Question

A girl throws a ball vertically downward at 10m/s from the roof of a building 20m high. Howlong will it take the ball to reach the ground?

Answer 1

1.24 seconds

Step-by-step explanation:

To answer the question we will use the following equation:

`y_f=y_i+v_it+(1)/(2)at^2`

Where:

yf is the final height of the ball, so it is 0m

yi is the initial height of the ball, yi = 20 m

vi is the initial velocity which is vi = -10 m/s because it is downward

a is the acceleration due to gravity a = 9.8 m/s²

t is the time.

So, replacing the values, we get:

`\begin{gathered} 0=20-10t+(1)/(2)(-9.8)t^2 \\ 0=20-10t-4.9t^2 \\ -4.9t^2-10t+20=0 \\ \text{Then} \\ a=-4.9 \\ b=-10 \\ c=20 \end{gathered}`

To find the time, we need to solve this equation.
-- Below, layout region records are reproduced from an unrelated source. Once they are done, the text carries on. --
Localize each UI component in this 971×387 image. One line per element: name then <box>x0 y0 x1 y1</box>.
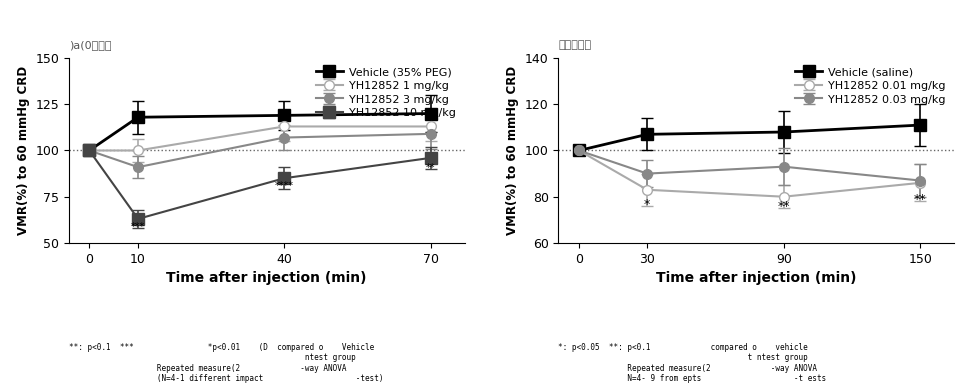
Text: **: ** <box>778 200 790 213</box>
Text: 복강내투여: 복강내투여 <box>558 39 591 50</box>
Y-axis label: VMR(%) to 60 mmHg CRD: VMR(%) to 60 mmHg CRD <box>506 66 519 235</box>
Text: )a(0형근막: )a(0형근막 <box>69 39 112 50</box>
Text: ***: *** <box>131 222 146 232</box>
X-axis label: Time after injection (min): Time after injection (min) <box>656 271 856 285</box>
X-axis label: Time after injection (min): Time after injection (min) <box>166 271 367 285</box>
Text: **: p<0.1  ***                *p<0.01    (D  compared o    Vehicle
             : **: p<0.1 *** *p<0.01 (D compared o Vehi… <box>69 343 384 383</box>
Legend: Vehicle (35% PEG), YH12852 1 mg/kg, YH12852 3 mg/kg, YH12852 10 mg/kg: Vehicle (35% PEG), YH12852 1 mg/kg, YH12… <box>313 63 459 122</box>
Text: *: * <box>644 198 651 211</box>
Text: **: ** <box>914 193 926 206</box>
Y-axis label: VMR(%) to 60 mmHg CRD: VMR(%) to 60 mmHg CRD <box>17 66 30 235</box>
Text: **: ** <box>426 163 435 173</box>
Text: ****: **** <box>275 181 294 191</box>
Text: *: p<0.05  **: p<0.1             compared o    vehicle
                         : *: p<0.05 **: p<0.1 compared o vehicle <box>558 343 826 383</box>
Legend: Vehicle (saline), YH12852 0.01 mg/kg, YH12852 0.03 mg/kg: Vehicle (saline), YH12852 0.01 mg/kg, YH… <box>791 63 949 108</box>
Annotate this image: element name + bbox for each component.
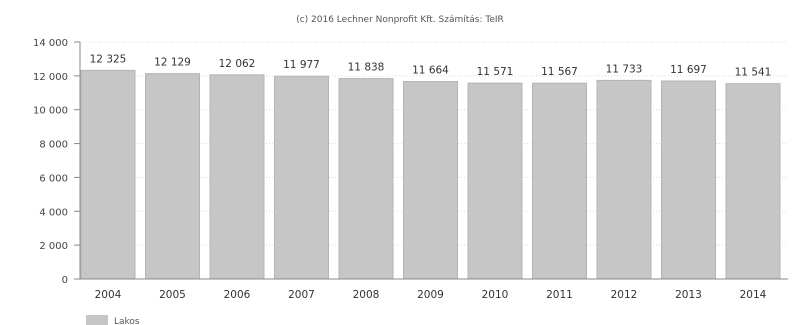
data-label: 11 977 bbox=[283, 59, 320, 71]
x-tick-label: 2014 bbox=[740, 289, 767, 301]
y-axis: 0 2 000 4 000 6 000 8 000 10 000 12 000 14 000 bbox=[33, 38, 81, 286]
data-label: 11 567 bbox=[541, 66, 578, 78]
bar[interactable] bbox=[274, 75, 329, 280]
y-tick-label: 2 000 bbox=[39, 241, 68, 252]
data-label: 11 571 bbox=[477, 66, 514, 78]
data-label: 12 325 bbox=[90, 53, 127, 65]
bar[interactable] bbox=[338, 78, 394, 280]
chart-credit: (c) 2016 Lechner Nonprofit Kft. Számítás… bbox=[296, 15, 504, 25]
data-label: 11 697 bbox=[670, 64, 707, 76]
x-tick-label: 2011 bbox=[546, 289, 573, 301]
legend-swatch[interactable] bbox=[86, 315, 108, 325]
bar[interactable] bbox=[403, 81, 458, 280]
bar[interactable] bbox=[209, 74, 265, 280]
x-tick-label: 2007 bbox=[288, 289, 315, 301]
y-tick-label: 4 000 bbox=[39, 207, 68, 218]
y-tick-label: 6 000 bbox=[39, 173, 68, 184]
data-label: 11 733 bbox=[606, 63, 643, 75]
x-tick-label: 2010 bbox=[482, 289, 509, 301]
x-tick-label: 2013 bbox=[675, 289, 702, 301]
x-tick-label: 2008 bbox=[353, 289, 380, 301]
bar[interactable] bbox=[725, 83, 781, 280]
data-label: 12 062 bbox=[219, 58, 256, 70]
legend-label[interactable]: Lakos bbox=[114, 317, 140, 325]
legend[interactable]: Lakos bbox=[86, 315, 140, 325]
x-tick-label: 2005 bbox=[159, 289, 186, 301]
x-tick-label: 2012 bbox=[611, 289, 638, 301]
y-tick-label: 8 000 bbox=[39, 140, 68, 151]
x-tick-label: 2006 bbox=[224, 289, 251, 301]
bar[interactable] bbox=[661, 80, 716, 280]
data-label: 11 838 bbox=[348, 62, 385, 74]
bar[interactable] bbox=[596, 79, 652, 280]
y-tick-label: 10 000 bbox=[33, 106, 68, 117]
y-tick-label: 14 000 bbox=[33, 38, 68, 49]
bar[interactable] bbox=[532, 82, 587, 280]
data-label: 11 664 bbox=[412, 65, 449, 77]
x-axis: 2004 2005 2006 2007 2008 2009 2010 2011 2012 2013… bbox=[80, 278, 788, 301]
x-tick-label: 2004 bbox=[95, 289, 122, 301]
data-label: 12 129 bbox=[154, 57, 191, 69]
data-label: 11 541 bbox=[735, 67, 772, 79]
bar[interactable] bbox=[145, 73, 200, 280]
data-labels: 12 325 12 129 12 062 11 977 11 838 11 664 11 5… bbox=[90, 53, 772, 78]
bars bbox=[80, 69, 781, 280]
y-tick-label: 0 bbox=[62, 275, 68, 286]
x-tick-label: 2009 bbox=[417, 289, 444, 301]
y-tick-label: 12 000 bbox=[33, 72, 68, 83]
bar[interactable] bbox=[80, 69, 136, 280]
bar[interactable] bbox=[467, 82, 523, 280]
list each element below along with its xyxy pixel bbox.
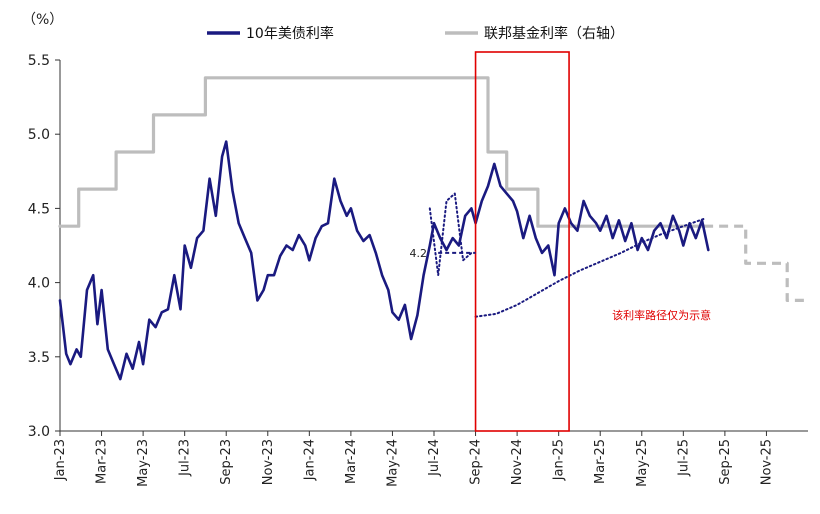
x-tick-label: Jan-24 xyxy=(302,439,317,481)
y-tick-label: 4.5 xyxy=(28,201,50,217)
annotation-layer: 4.2 该利率路径仅为示意 xyxy=(410,247,712,322)
series-line-1 xyxy=(58,76,706,228)
x-tick-label: Nov-24 xyxy=(510,439,525,485)
y-tick-label: 4.0 xyxy=(28,276,50,292)
series-line-0 xyxy=(58,140,710,381)
x-tick-label: Mar-25 xyxy=(593,439,608,484)
series-line-3 xyxy=(474,217,706,318)
x-tick-label: Sep-25 xyxy=(718,439,733,485)
x-tick-label: Jan-23 xyxy=(53,439,68,481)
annotation-value: 4.2 xyxy=(410,247,428,260)
x-tick-label: Jul-23 xyxy=(178,439,193,477)
x-tick-label: May-23 xyxy=(136,439,151,487)
annotation-note: 该利率路径仅为示意 xyxy=(612,308,711,322)
legend-treasury-label: 10年美债利率 xyxy=(246,25,334,42)
y-tick-label: 5.0 xyxy=(28,127,50,143)
y-tick-label: 3.5 xyxy=(28,350,50,366)
highlight-box xyxy=(474,51,570,432)
y-axis-ticks: 3.0 3.5 4.0 4.5 5.0 5.5 xyxy=(28,53,60,440)
y-tick-label: 5.5 xyxy=(28,53,50,69)
y-unit-label: （%） xyxy=(22,12,63,28)
x-tick-label: Sep-24 xyxy=(469,439,484,485)
series-line-4 xyxy=(428,192,473,277)
x-tick-label: Nov-23 xyxy=(261,439,276,485)
x-tick-label: Jul-25 xyxy=(676,439,691,477)
legend: 10年美债利率 联邦基金利率（右轴） xyxy=(207,25,624,42)
x-tick-label: Nov-25 xyxy=(759,439,774,485)
x-tick-label: May-25 xyxy=(635,439,650,487)
x-tick-label: May-24 xyxy=(385,439,400,487)
series-layer xyxy=(58,76,808,381)
y-tick-label: 3.0 xyxy=(28,424,50,440)
x-tick-label: Mar-23 xyxy=(95,439,110,484)
x-tick-label: Jul-24 xyxy=(427,439,442,477)
x-tick-label: Sep-23 xyxy=(219,439,234,485)
x-tick-label: Jan-25 xyxy=(552,439,567,481)
legend-fedfunds-label: 联邦基金利率（右轴） xyxy=(484,25,624,42)
series-line-2 xyxy=(704,224,808,302)
x-axis-ticks: Jan-23 Mar-23 May-23 Jul-23 Sep-23 Nov-23 Jan-… xyxy=(53,431,774,487)
x-tick-label: Mar-24 xyxy=(344,439,359,484)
So, using the quadratic formula, we get:

`\begin{gathered} t=\frac{-b\pm\sqrt[]{b^2-4ac}}{2a} \\ t=\frac{-(-10)\pm\sqrt[]{(-10)^2_{}-4(-4.9)(20)}}{2(-4.9)} \\ t=\frac{10\pm\sqrt[]{100+392}}{-9.8} \\ t=(10\pm22.18)/(-9.8) \end{gathered}`

Therefore, the values for t are:

`\begin{gathered} t=(10+22.19)/(-9.8)=-3.28 \\ t=(10-22.19)/(-9.8)=1.24 \end{gathered}`

Since t = -3.28 doesn't have sense here, the answer is 1.24 seconds.

The ball reaches the ground after 1.24 seconds.